Variables in Smart Predict
A variable corresponds to a column in the dataset, and rows contain the observations for the variable. For example, in a database containing information about customers, the <name> and <address> of those customers are variables.
In SAP Analytics Cloud Smart Predict, a variable can have the following properties:
- Statistical type: continuous, ordinal or nominal
- Data type for example, date, number, or string
- Role: target (or signal), date, entity, or excluded
Statistical types
In SAP Analytics Cloud Smart Predict there are three statistical types of variable:
- Nominal variables: a discrete and unordered set of values or categories
- Ordinal variables: a discrete and ordered set of values
- Continuous variables: a real number that can take any value (with fractions/decimal places)
Note
When building a model, there is also Textual variables listed in the dropdown for Statistical Types. These are a type of nominal variable containing phrases, sentences, or complete texts and are used for text analyses. Textual variables are currently not supported by Smart Predict and not covered in this learning journey.
Data types
There are two data types used in SAP Analytics Cloud:
- Quantitative or numerical data:
- Data are numbers and can be quantified
- Data can be classified as either discrete or continuous
- Data can be counted or measured, and summarized using mathematical operations such as addition or multiplication
Examples include: age (28 years old), height of a person (200cm), grade score (85%), salary amount ($35,000)
- Qualitative or categorical data:
- Data are either not numbers, or if they are numbers they cannot be quantified
- Data items can be placed into distinct categories based on some attributes or characteristics
- Data can only be summarized by frequency count (or mode).
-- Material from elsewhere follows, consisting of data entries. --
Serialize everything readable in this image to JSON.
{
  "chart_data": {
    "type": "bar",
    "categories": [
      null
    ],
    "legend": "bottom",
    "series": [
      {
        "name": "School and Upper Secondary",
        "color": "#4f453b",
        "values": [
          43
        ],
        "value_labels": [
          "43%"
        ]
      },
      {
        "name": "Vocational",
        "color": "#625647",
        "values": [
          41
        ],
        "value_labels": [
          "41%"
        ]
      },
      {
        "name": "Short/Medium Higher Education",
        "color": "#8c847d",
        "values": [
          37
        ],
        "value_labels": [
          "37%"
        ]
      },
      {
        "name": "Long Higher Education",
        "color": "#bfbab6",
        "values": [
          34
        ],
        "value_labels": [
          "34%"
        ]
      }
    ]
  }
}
No other mathematical operators can be applied
Examples include: gender, race, grading system (A, B, C, or 1, 2, 3), income level (low, medium, high)
Role
To build a predictive model, you must define the following variable roles:
- Target or signal variable:
- There can only be one target/signal variable
- A target/signal variable is the variable that you are predicting, in other words, the model outcome (sometimes referred to as the dependent variable in other applications)
- It can be binary (for classification) or continuous (for regression and time series)
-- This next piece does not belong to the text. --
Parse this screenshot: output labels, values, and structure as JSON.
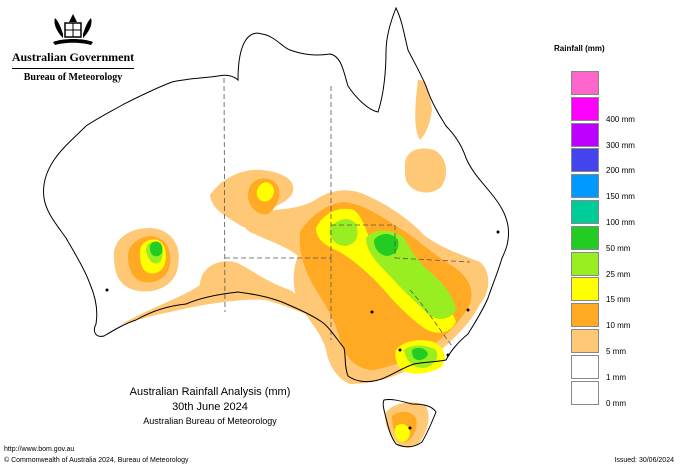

- There can be no missing values.
- Date variable:
- This is the variable used for a date dimension
- It is mandatory to include a date variable for a time series predictive scenario, but not for classification or regression scenarios
- Entity:
- In a time series forecasting model, it is a nominal variable, or combination of variables, that split up the predictive model data into segments, with each available combination of entities producing its own forecasting model, creating distinct predictions for each entity combination.
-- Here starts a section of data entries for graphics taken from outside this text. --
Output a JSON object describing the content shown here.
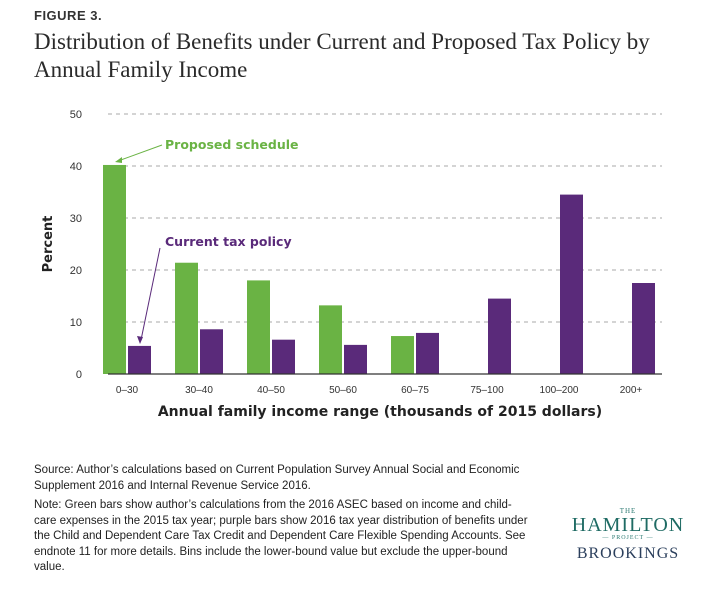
{
  "figure_label": "FIGURE 3.",
  "title": "Distribution of Benefits under Current and Proposed Tax Policy by Annual Family Income",
  "chart_data": {
    "type": "bar",
    "title": "Distribution of Benefits under Current and Proposed Tax Policy by Annual Family Income",
    "xlabel": "Annual family income range (thousands of 2015 dollars)",
    "ylabel": "Percent",
    "ylim": [
      0,
      50
    ],
    "yticks": [
      0,
      10,
      20,
      30,
      40,
      50
    ],
    "grid": true,
    "categories": [
      "0–30",
      "30–40",
      "40–50",
      "50–60",
      "60–75",
      "75–100",
      "100–200",
      "200+"
    ],
    "series": [
      {
        "name": "Proposed schedule",
        "color": "#6ab344",
        "values": [
          40.2,
          21.4,
          18.0,
          13.2,
          7.3,
          null,
          null,
          null
        ]
      },
      {
        "name": "Current tax policy",
        "color": "#5a2a7a",
        "values": [
          5.4,
          8.6,
          6.6,
          5.6,
          7.9,
          14.5,
          34.5,
          17.5
        ]
      }
    ],
    "annotations": [
      "Proposed schedule",
      "Current tax policy"
    ]
  },
  "source": "Source: Author’s calculations based on Current Population Survey Annual Social and Economic Supplement 2016 and Internal Revenue Service 2016.",
  "note": "Note: Green bars show author’s calculations from the 2016 ASEC based on income and child-care expenses in the 2015 tax year; purple bars show 2016 tax year distribution of benefits under the Child and Dependent Care Tax Credit and Dependent Care Flexible Spending Accounts. See endnote 11 for more details. Bins include the lower-bound value but exclude the upper-bound value.",
  "logo": {
    "the": "THE",
    "hamilton": "HAMILTON",
    "project": "PROJECT",
    "brookings": "BROOKINGS"
  }
}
- The forecasting models can then reflect behaviors that are specific to a given segment, and so produce more accurate predictions.
- The entity can be a dimension in the data, for example region, store, or product family, or a combination of dimensions.
- It is optional in a time series predictive scenario
- Influencer:
- There can be multiple influencer variables
- The influencers are variables that describe the data and which serve to explain a target.